Woodford State Fish and Wildlife Area (commonly abbreviated as Woodford SFWA) is an Illinois state park on 2900 acre of area Woodford County, Illinois, United States. Most of this protected area is over the Goose Lake and Upper Peoria Lake sections of the Illinois River.

== Natural features ==
The Woodford SFWA has 2,462 acre of water and has a major waterfowl refuge of 1400 acre.

=== Flora ===
The bottomland forest of the Woodford SFWA contains tree species such as cottonwood, silver maple, ash, and willow.

=== Fauna ===
Deer, raccoon, muskrat, mink, and beaver commonly make their homes in the Woodford SFWA. Birds include great blue herons, green herons, great white egrets, barred owls, red-tailed hawks, goshawks, and woodpeckers as well as various songbirds.
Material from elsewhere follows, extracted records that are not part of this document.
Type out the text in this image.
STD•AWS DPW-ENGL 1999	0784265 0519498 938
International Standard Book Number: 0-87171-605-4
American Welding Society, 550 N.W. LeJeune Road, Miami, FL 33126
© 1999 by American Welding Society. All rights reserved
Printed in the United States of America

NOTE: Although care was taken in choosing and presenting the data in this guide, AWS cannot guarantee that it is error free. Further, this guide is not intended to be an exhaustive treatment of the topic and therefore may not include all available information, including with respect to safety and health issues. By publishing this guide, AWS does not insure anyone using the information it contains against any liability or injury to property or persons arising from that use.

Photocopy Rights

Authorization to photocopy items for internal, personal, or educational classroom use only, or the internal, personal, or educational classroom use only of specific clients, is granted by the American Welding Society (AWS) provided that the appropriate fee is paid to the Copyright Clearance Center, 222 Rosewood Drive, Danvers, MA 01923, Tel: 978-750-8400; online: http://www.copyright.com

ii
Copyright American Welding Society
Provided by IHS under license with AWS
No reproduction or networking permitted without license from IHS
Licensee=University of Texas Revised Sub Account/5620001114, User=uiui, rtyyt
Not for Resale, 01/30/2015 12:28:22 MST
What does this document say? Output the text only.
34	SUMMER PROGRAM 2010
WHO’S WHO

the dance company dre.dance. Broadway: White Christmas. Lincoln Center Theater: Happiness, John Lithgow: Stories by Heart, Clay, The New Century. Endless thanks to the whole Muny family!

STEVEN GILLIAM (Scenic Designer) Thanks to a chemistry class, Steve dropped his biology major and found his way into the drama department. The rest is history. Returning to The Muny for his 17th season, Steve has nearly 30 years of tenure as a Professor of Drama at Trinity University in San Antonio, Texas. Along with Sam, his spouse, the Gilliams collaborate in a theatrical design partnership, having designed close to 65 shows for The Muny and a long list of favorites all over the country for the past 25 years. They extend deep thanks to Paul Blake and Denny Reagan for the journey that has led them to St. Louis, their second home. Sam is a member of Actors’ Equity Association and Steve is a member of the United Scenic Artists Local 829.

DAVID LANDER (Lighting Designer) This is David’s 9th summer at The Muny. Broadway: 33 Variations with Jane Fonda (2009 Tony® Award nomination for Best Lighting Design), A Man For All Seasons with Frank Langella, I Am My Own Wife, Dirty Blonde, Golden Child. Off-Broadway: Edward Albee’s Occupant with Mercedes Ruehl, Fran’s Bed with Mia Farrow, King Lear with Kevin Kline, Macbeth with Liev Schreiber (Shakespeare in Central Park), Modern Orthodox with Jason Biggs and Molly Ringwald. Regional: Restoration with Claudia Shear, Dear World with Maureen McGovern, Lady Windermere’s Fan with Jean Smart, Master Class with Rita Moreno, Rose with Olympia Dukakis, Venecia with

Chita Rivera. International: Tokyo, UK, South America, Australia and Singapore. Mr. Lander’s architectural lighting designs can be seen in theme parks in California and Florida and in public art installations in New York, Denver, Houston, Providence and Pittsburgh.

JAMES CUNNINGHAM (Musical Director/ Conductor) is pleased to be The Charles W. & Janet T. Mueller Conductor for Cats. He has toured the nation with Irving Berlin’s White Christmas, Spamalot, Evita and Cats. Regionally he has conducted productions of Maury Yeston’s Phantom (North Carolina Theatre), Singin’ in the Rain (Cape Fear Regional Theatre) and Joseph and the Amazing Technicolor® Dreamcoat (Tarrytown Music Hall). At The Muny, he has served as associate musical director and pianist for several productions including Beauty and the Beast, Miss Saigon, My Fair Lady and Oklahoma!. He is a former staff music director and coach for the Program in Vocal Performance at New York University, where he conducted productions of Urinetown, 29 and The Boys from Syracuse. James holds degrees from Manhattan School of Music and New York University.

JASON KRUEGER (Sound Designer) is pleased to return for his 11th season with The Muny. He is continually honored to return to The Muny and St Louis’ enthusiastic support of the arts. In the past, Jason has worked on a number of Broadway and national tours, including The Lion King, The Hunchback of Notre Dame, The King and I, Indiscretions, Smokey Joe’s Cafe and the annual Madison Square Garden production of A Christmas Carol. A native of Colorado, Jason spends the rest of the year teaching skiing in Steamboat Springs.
While many waterfowl enjoy the refuge during migration, only wood ducks and Canada geese tend to nest. Peoria Audubon Society's eBird hotspot lists over 200 species spotted in the Woodford SFWA.

== Recreation ==
There are boat docks and a public boat ramp. Fishing and hunting are permitted, with 1350 acre of huntable land and designated waterfowl blinds on the backwater of Goose Lake and the Illinois River channel. Campsites for tents and trailers are available from April to September, but may be inaccessible during periods of flooding. Picnic tables and a shelter are also available. Over 3 mi of hiking trails are open the majority of the year from January through October, except during waterfowl fall migration.